Monopole Current and Unconventional Hall Response on Topological Insulator
Jiadong Zang, Naoto Nagaosa

TL;DR
This paper theoretically investigates the unconventional Hall response induced by monopole currents on the surface of a topological insulator separated by a ferromagnetic layer, revealing potential for observable experimental signals.
Contribution
It introduces a novel theoretical model linking monopole currents to Hall responses on topological insulator surfaces, with detailed dependence on layer separation.
Findings
Hall response approaches a constant for small R
Hall response decays as R^{-1} for large R
Estimated signals are experimentally accessible
Abstract
We study theoretically the charged current above a topological insulator (TI) separated by a ferromagnetic insulating layer.

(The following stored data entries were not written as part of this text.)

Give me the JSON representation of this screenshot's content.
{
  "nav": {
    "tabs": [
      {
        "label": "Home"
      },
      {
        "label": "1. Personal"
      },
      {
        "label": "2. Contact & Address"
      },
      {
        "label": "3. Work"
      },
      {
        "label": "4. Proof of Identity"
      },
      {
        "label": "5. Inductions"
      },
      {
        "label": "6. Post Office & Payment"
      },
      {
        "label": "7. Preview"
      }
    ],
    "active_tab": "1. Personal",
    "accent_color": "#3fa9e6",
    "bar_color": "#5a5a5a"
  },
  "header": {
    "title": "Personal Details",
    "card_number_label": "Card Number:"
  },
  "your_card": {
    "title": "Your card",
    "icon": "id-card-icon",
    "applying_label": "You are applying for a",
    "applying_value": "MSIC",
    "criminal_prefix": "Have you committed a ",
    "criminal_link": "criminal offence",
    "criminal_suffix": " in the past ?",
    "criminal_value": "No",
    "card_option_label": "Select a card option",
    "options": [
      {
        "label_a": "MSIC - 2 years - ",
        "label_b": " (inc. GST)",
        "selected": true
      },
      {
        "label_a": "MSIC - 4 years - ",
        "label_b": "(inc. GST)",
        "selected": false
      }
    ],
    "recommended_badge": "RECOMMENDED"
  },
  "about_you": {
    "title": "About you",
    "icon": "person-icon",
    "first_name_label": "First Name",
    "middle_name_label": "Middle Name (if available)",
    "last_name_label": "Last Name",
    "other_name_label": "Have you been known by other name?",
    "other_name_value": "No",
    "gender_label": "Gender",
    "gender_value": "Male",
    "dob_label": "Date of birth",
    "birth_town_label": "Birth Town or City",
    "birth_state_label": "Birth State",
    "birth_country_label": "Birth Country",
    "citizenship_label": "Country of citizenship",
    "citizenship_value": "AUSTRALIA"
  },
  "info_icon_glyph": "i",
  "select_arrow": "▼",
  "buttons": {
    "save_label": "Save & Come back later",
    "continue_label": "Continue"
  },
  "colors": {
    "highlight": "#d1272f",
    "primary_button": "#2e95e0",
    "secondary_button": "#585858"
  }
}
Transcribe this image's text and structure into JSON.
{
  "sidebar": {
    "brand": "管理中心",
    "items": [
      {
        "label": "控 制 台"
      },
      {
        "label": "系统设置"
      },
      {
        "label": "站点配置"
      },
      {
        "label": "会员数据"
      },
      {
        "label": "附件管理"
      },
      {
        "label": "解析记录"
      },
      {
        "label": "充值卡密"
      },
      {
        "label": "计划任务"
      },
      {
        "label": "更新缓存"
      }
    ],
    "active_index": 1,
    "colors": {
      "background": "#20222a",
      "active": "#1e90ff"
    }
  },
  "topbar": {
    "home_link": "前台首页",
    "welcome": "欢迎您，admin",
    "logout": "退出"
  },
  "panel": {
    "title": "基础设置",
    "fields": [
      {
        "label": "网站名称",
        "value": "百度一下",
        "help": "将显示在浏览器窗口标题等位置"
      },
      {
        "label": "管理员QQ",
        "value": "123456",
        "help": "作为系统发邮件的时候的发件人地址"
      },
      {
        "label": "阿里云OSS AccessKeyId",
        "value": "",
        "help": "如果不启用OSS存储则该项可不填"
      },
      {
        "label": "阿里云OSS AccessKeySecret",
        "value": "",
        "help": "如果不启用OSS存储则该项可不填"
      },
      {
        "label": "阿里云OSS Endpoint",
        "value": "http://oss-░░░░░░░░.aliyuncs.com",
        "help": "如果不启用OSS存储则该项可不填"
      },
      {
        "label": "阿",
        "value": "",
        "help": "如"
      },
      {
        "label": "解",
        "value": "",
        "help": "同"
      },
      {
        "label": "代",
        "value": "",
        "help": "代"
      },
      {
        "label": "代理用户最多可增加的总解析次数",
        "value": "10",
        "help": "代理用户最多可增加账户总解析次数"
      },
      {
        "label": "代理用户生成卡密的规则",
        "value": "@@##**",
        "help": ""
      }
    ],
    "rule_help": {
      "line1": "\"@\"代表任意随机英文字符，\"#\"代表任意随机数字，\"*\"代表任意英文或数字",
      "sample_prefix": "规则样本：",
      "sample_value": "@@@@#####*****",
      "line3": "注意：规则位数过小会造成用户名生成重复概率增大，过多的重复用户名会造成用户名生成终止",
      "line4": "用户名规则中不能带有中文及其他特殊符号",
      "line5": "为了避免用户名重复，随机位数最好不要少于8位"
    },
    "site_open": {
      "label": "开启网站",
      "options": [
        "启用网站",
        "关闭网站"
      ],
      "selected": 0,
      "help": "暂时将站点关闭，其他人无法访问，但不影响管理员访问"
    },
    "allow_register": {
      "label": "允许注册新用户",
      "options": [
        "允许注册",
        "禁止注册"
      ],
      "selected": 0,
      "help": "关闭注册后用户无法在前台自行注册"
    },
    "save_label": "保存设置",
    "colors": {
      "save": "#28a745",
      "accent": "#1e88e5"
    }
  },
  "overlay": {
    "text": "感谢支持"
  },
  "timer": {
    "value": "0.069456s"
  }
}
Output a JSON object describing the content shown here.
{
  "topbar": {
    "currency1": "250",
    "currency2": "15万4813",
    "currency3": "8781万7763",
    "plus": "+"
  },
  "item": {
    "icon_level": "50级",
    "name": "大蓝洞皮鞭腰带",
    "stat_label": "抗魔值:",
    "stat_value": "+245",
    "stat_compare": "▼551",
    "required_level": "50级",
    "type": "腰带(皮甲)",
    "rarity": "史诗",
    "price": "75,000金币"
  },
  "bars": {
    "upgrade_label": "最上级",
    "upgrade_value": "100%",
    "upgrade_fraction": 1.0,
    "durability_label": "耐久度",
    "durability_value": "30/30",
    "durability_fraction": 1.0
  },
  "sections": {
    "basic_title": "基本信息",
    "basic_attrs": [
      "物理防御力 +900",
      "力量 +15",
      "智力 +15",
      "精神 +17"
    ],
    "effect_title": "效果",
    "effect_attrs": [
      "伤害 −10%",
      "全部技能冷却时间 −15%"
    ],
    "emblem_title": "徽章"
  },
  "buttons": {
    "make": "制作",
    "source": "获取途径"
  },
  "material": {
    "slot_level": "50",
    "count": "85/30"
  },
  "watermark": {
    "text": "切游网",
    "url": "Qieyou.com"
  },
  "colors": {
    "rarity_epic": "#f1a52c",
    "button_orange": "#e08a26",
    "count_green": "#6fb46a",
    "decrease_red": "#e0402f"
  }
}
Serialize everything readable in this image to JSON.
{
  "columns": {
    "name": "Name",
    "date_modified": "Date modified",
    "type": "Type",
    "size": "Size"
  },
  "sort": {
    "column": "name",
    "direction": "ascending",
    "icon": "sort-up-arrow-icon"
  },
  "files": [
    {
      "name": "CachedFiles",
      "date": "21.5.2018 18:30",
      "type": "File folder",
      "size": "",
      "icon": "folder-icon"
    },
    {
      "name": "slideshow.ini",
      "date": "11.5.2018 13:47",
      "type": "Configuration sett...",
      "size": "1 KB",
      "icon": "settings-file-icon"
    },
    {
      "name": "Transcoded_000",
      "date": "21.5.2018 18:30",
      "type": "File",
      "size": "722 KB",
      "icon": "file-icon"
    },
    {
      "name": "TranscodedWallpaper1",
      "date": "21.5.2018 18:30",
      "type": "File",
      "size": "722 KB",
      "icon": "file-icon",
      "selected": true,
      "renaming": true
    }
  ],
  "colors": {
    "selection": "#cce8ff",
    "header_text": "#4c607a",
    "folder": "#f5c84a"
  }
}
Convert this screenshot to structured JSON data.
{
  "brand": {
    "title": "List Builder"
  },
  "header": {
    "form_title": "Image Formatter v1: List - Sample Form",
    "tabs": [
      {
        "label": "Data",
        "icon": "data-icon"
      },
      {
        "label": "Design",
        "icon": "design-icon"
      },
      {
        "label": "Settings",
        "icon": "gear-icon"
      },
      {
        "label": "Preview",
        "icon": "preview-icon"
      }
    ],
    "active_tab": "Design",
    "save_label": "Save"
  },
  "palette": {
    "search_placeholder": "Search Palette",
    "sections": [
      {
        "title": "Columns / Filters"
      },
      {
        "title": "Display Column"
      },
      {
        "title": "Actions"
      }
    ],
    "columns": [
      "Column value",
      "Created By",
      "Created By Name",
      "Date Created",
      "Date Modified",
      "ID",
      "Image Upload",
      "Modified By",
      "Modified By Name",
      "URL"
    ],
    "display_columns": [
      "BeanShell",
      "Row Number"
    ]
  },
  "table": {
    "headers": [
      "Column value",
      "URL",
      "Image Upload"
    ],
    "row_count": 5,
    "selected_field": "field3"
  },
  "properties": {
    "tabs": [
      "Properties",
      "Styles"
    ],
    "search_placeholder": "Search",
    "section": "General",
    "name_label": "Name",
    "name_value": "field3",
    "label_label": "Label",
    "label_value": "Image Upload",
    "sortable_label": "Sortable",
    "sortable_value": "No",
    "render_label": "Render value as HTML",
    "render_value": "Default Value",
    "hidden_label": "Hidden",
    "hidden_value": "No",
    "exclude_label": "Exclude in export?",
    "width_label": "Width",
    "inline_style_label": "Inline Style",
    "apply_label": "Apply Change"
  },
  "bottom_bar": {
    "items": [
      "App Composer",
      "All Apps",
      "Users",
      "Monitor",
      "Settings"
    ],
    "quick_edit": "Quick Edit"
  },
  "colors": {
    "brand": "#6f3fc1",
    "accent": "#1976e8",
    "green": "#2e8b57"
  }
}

An unconventional Hall response occurs in the conducting layer on top of the TI which approaches to a constant value independent of R for R<<l and decays with R^{-1} for R>>l, where R is the separation between TI and conducting layer and l is the screening length. In the comoving frame, it can be interpreted as a monopole current attached to the TI surface. The same mechanism gives the Hall response and deflection of the electron beam injected to the surface of insulating ferromagnet. A realistic estimate of an order of magnitude shows that both effects give reasonably large signal experimentally accessible.